I doubt any sane person would go this route these days, however some of what you describe could be done with Window's Structured/Compound Storage. I only mention this since you're asking about Windows - and this is/was an official Windows way to do this.
This is how DOC files were put together (but not the new DOCX format). From MSDN it'll appear really complicated, but I've used it, it isn't the worst API in Win32.
it is not simple
it is fast, I would guess it's faster then the registry.
Individual object's state can be read/written without needing to read some larger entity.
There is no decent editor, however there are some real basic stuff (VC++ 6.0 had the "DocFile Viewer" under Tools. (yeah, that's what that thing did) I found a few more online.
You get a file instead of registry keys.
You gain some old-school Windows developer geek-cred.
Other random thoughts:
I think XML is the way to go (despite the random access issue). Heck, INI files may work.
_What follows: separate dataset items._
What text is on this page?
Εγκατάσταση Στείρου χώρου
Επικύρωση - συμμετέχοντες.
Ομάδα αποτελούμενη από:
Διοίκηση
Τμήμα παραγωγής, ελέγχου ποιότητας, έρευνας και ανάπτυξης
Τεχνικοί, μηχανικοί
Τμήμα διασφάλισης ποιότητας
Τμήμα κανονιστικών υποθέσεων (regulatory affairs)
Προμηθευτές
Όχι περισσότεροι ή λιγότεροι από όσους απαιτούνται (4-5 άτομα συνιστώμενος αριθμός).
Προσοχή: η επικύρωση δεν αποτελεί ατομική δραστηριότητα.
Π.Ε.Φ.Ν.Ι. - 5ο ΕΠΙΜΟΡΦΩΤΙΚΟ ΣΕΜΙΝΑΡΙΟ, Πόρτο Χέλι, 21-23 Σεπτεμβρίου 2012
The registry gives you very fine grain security if you need it - people seem to forget this when the claim using files are better. An embedded DB seems like overkill if I'm understanding what you're doing.
Do you need to persist the objects on each change event or just in memory and store on shutdown? If so, just load them up and serialize them at the end, assuming your app runs for a long time (and you don't share that state with another program) then in memory is going to be a winner.
If you've got fixed size structures then you could consider just using a memory mapped file and allocate memory from that?
If the only thing you do is serialize/deserialize individual objects (no fancy queries), then use a btree database, for example Berkeley DB. It is very fast at storing and retrieving chunks of data by key (I assume your objects have some id that can be used as a key) and access by multiple processes is supported.